United Nations must be reformed: Malaysia's Mahathir
After a 15-year absence from the United Nations, Malaysian Prime Minister Mahathir Mohamad on Friday (Sep 28) made his return and boldly repeated his call for a reform of the world body.
NEW YORK: After a 15-year absence from the United Nations, Malaysian Prime Minister Mahathir Mohamad on Friday (Sep 28) made his return and boldly repeated his call for a reform of the world body.
Presenting Malaysia’s statement at the 73rd United Nations General Assembly, Mahathir said: "When I last spoke here in 2003, I lamented how the world had lost its way. I bemoaned the fact that small countries continued to be at the mercy of the powerful.
"I argued the need for the developing world to push for reform, to enhance capacity building and diversify the economy. We need to maintain control of our destiny".
He said sadly that 15 years later the world had not changed much.
"If at all the world is far worse than 15 years ago. Today the world is in a state of turmoil economically, socially and politically," he said.
Mahathir, aged 93, said he had years ago called for a reform of the United Nations.
"Five countries on the basis of their victories 70 over years ago cannot claim to have a right to hold the world to ransom forever," he said, referring to the five permanent members of the United Nations Security Council.
"They cannot take the moral high ground, preaching democracy and regime change in the countries of the world when they deny democracy in this organisation."
Mahathir had suggested that the veto should not be by just one permanent member but by at least two powers backed by three non-permanent members of the Security Council.
"The General Assembly should then back the decision with a simple majority. I will not say more," he said.
On another note, Mahathir hoped the world could emulate Malaysians who opted for change for the better when they ousted their government who had been in power for 61 years.

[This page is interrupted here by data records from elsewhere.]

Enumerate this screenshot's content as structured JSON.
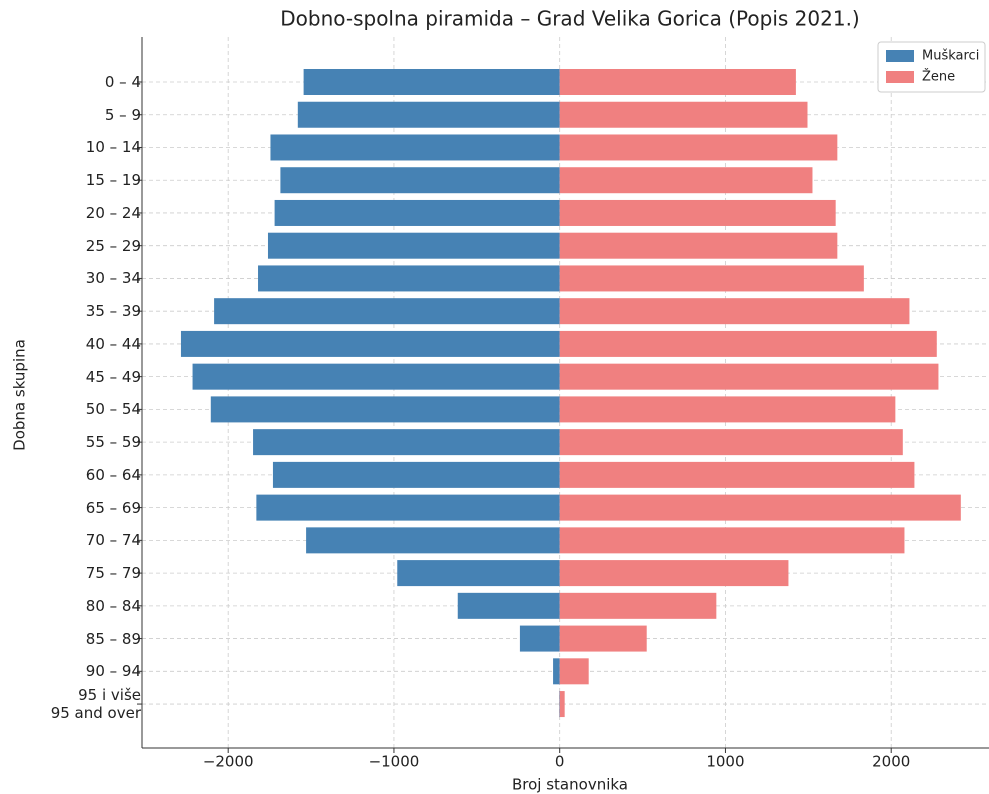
{
  "chart_data": {
    "type": "barh_pyramid",
    "title": "Dobno-spolna piramida – Grad Velika Gorica (Popis 2021.)",
    "x_label": "Broj stanovnika",
    "y_label": "Dobna skupina",
    "categories": [
      "0 – 4",
      "5 – 9",
      "10 – 14",
      "15 – 19",
      "20 – 24",
      "25 – 29",
      "30 – 34",
      "35 – 39",
      "40 – 44",
      "45 – 49",
      "50 – 54",
      "55 – 59",
      "60 – 64",
      "65 – 69",
      "70 – 74",
      "75 – 79",
      "80 – 84",
      "85 – 89",
      "90 – 94",
      "95 i više\n95 and over"
    ],
    "series": [
      {
        "name": "Muškarci",
        "color": "#4682b4",
        "values": [
          -1545,
          -1580,
          -1745,
          -1685,
          -1720,
          -1760,
          -1820,
          -2085,
          -2285,
          -2215,
          -2105,
          -1850,
          -1730,
          -1830,
          -1530,
          -980,
          -615,
          -240,
          -40,
          -3
        ]
      },
      {
        "name": "Žene",
        "color": "#f08080",
        "values": [
          1425,
          1495,
          1675,
          1525,
          1665,
          1675,
          1835,
          2110,
          2275,
          2285,
          2025,
          2070,
          2140,
          2420,
          2080,
          1380,
          945,
          525,
          175,
          30
        ]
      }
    ],
    "xlim": [
      -2520,
      2590
    ],
    "xticks": [
      {
        "value": -2000,
        "label": "−2000"
      },
      {
        "value": -1000,
        "label": "−1000"
      },
      0,
      1000,
      2000
    ],
    "grid": true,
    "legend": "upper right"
  }
}
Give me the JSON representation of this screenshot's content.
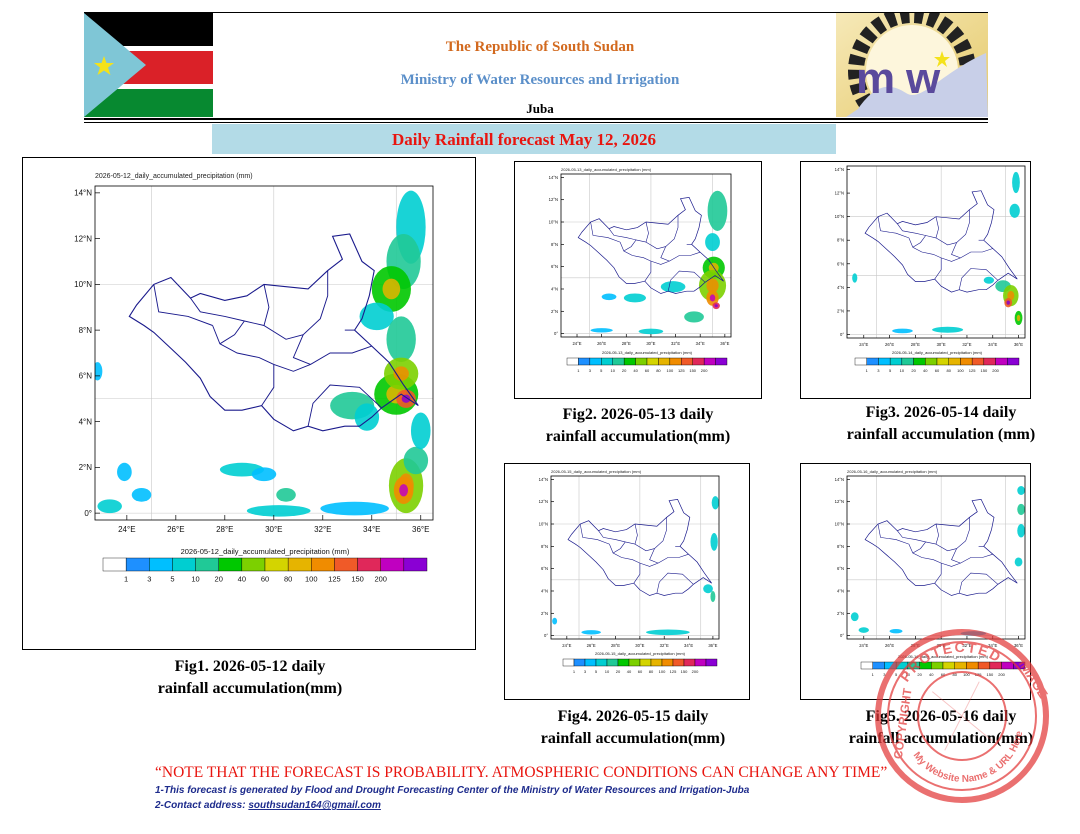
{
  "header": {
    "republic": "The Republic of South Sudan",
    "ministry": "Ministry of Water Resources and Irrigation",
    "city": "Juba",
    "title": "Daily Rainfall forecast May 12, 2026"
  },
  "figures": [
    {
      "id": "fig1",
      "map_title": "2026-05-12_daily_accumulated_precipitation   (mm)",
      "colorbar_label": "2026-05-12_daily_accumulated_precipitation  (mm)",
      "caption_line1": "Fig1. 2026-05-12 daily",
      "caption_line2": "rainfall accumulation(mm)"
    },
    {
      "id": "fig2",
      "map_title": "2026-05-13_daily_accumulated_precipitation   (mm)",
      "colorbar_label": "2026-05-13_daily_accumulated_precipitation  (mm)",
      "caption_line1": "Fig2. 2026-05-13 daily",
      "caption_line2": "rainfall accumulation(mm)"
    },
    {
      "id": "fig3",
      "map_title": "",
      "colorbar_label": "2026-05-14_daily_accumulated_precipitation  (mm)",
      "caption_line1": "Fig3. 2026-05-14 daily",
      "caption_line2": "rainfall accumulation (mm)"
    },
    {
      "id": "fig4",
      "map_title": "2026-05-15_daily_accumulated_precipitation   (mm)",
      "colorbar_label": "2026-05-15_daily_accumulated_precipitation  (mm)",
      "caption_line1": "Fig4. 2026-05-15 daily",
      "caption_line2": "rainfall accumulation(mm)"
    },
    {
      "id": "fig5",
      "map_title": "2026-05-16_daily_accumulated_precipitation   (mm)",
      "colorbar_label": "2026-05-16_daily_accumulated_precipitation  (mm)",
      "caption_line1": "Fig5. 2026-05-16 daily",
      "caption_line2": "rainfall accumulation(mm)"
    }
  ],
  "map_axes": {
    "lat_ticks": [
      "14°N",
      "12°N",
      "10°N",
      "8°N",
      "6°N",
      "4°N",
      "2°N",
      "0°"
    ],
    "lon_ticks": [
      "24°E",
      "26°E",
      "28°E",
      "30°E",
      "32°E",
      "34°E",
      "36°E"
    ]
  },
  "colorbar": {
    "levels": [
      "1",
      "3",
      "5",
      "10",
      "20",
      "40",
      "60",
      "80",
      "100",
      "125",
      "150",
      "200"
    ],
    "colors": [
      "#ffffff",
      "#1e90ff",
      "#00bfff",
      "#00ced1",
      "#20c997",
      "#00c800",
      "#7cd000",
      "#d4d400",
      "#e6b400",
      "#f08c00",
      "#f05a28",
      "#e0285a",
      "#c000c0",
      "#8a00d4"
    ]
  },
  "notes": {
    "warning": "“NOTE THAT THE FORECAST IS PROBABILITY. ATMOSPHERIC CONDITIONS CAN CHANGE ANY TIME”",
    "line1": "1-This forecast is generated by Flood and Drought Forecasting Center of the Ministry of Water Resources and Irrigation-Juba",
    "line2_prefix": "2-Contact address: ",
    "email": "southsudan164@gmail.com"
  },
  "stamp": {
    "top_text": "PROTECTED",
    "left_text": "COPYRIGHT",
    "right_text": "IMAGE",
    "bottom_text": "My Website Name & URL Here"
  }
}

"We did this because the immediate past government indulged in the politics of hatred, of racial and religious bigotry, as well as widespread corruption. The process of change was achieved democratically, without violence or loss of lives," he said.
Mahathir said Malaysians wanted a new Malaysia that upholds the principles of fairness, good governance, integrity and the rule of law.
"They want a Malaysia that is a friend to all and enemy of none. A Malaysia that remains neutral and non-aligned. A Malaysia that detests and abhors wars and violence.
"They also want a Malaysia that will speak its mind on what is right and wrong, without fear or favour. A new Malaysia that believes in cooperation based on mutual respect, for mutual gain," he said.
Mahathir said Malaysians believed in the goodness of cooperation, a prosperous and stable neighbour would contribute to our own prosperity and stability.
He said under the new Pakatan Harapan government the new Malaysia would firmly espouse the principles promoted by the UN in our international engagements.
"These include the principles of truth, human rights, the rule of law, justice, fairness, responsibility and accountability, as well sustainability.
"It is within this context that the new government of Malaysia has pledged to ratify all remaining core UN instruments related to the protection of human rights," he said.
Mahathir said the process would not be easy as Malaysia was a multi-ethnic, multi-religious, multi-cultural and multi-lingual nation.
"We will accord space and time for all to deliberate and to decide freely based on democracy," he said.
Ending his speech, Mahathir admitted that the world without the UN would be disastrous and it should be sustained with sufficient funds.
"After 15 years and at 93, I return to this podium with the heavy task of bringing the voice and hope of the new Malaysia to the world stage.
"The people of Malaysia, proud of their recent democratic achievement, have high hopes that around the world, we will see peace, progress and prosperity. In this we look towards the UN to hear our pleas," he said.